Storm in a Teacup is a 1937 British romantic comedy film directed by Ian Dalrymple and Victor Saville and starring Vivien Leigh, Rex Harrison, Cecil Parker, and Sara Allgood. It is based on the German play Sturm im Wasserglas by Bruno Frank, as well as the English-language adaptations: London's Storm in a Teacup and Broadway's Storm Over Patsy, both written by James Bridie. A reporter writes an article that embarrasses a politician. Meanwhile, the newspaperman is also attracted to his target's daughter.

==Plot==
A Scottish town's powerful provost (mayor) struts and brags about his city "improvements" while the cowed villagers are sullenly forced to put up with him. A free-spirited English reporter is brought from London to work for the local newspaper and soon clashes with the autocrat—while falling in love with his daughter. He strikes out against the provost by taking up the cause of a poor woman who sells ice cream from a pushcart, and has dared to protest against the provost's new "dog tax". The local police are about to put her sheepdog Patsy to death because she cannot pay the back taxes and subsequent fine incurred by her ownership of the dog.
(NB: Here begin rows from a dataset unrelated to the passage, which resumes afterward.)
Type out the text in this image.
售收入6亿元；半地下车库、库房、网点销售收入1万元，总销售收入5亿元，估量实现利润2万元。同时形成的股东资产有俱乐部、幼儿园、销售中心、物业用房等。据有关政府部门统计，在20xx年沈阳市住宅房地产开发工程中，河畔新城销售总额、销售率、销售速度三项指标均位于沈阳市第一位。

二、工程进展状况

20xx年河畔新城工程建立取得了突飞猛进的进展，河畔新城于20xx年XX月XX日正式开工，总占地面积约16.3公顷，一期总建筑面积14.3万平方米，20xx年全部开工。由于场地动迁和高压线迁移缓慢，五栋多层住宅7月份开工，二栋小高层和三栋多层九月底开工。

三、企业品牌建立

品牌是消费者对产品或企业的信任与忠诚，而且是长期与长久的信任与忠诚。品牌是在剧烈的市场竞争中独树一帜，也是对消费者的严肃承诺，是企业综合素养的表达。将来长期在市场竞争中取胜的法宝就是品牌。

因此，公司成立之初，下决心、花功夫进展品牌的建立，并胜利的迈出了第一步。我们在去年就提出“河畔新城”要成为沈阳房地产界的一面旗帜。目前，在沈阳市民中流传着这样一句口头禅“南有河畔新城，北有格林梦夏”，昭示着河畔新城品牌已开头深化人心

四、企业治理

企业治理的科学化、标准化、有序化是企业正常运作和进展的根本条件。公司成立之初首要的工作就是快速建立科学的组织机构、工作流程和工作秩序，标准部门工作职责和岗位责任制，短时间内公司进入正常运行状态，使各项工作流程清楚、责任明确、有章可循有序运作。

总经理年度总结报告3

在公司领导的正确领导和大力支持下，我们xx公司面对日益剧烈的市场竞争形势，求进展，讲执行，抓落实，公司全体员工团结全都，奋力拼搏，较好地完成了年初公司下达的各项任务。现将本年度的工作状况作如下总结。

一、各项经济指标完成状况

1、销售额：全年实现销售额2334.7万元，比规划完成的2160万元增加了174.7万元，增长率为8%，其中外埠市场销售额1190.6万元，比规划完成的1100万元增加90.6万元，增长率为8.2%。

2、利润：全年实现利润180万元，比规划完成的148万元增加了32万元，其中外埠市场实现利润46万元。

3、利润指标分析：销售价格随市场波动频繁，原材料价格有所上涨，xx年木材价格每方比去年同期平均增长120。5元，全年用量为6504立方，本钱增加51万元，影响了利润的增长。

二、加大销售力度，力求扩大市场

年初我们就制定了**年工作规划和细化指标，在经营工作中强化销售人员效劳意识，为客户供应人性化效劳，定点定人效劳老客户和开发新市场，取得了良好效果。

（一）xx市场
The idealistic young reporter exposes the injustice in the local newspaper before the editors have a chance to suppress the article, and it sparks an indignant protest campaign all over England and Scotland. The furious provost rashly sues the "cheeky little rotter from London" for libel. A courtroom scene ensues which strongly resembles a "kangaroo trial" until, in view of local support for the defendant (with the villagers humorously barking like dogs) and the budding love affair between the reporter and the provost daughter, the provost gives up, and all is happily resolved.

==Reception==
At the time of the film's initial release, reviews were favourable. In The New York Times, Frank S. Nugent called it "an engaging miniature" and "a splendid comic brew". The critic for The Montreal Gazette wrote, "the excellent story is done fullest justice by the directors, Victor Saville and Dalrymple, and by the large and often-brilliant cast." The critic for Boys' Life called it "a riot of fun for the audience."

The number of favourable reviews grew over time. Leonard Maltin rated this movie three out of four stars and called it "witty social comedy." The book Guide to British Cinema considered this film as one of Victor Saville's "well-crafted, genre films" and "the breezy Rex Harrison–Vivien Leigh social comedy." The book British Film Directors: A Critical Guide called it "a whimsical comedy with anti-fascist undercurrents." The book A Chorus of Raspberries: British Film Comedy 1929–1939 considered this film "one of the best British comedies of the decade."

Anne Edwards, author of the 1977 biography of Vivien Leigh, considered this film a "funny but inconsequential comedy;" nevertheless, she called Leigh's performance "witty and warm" for her role that "could not have given [Leigh] much pride of accomplishment."

==Radio version==
The play was adapted for Australian radio in 1940 with Peter Finch.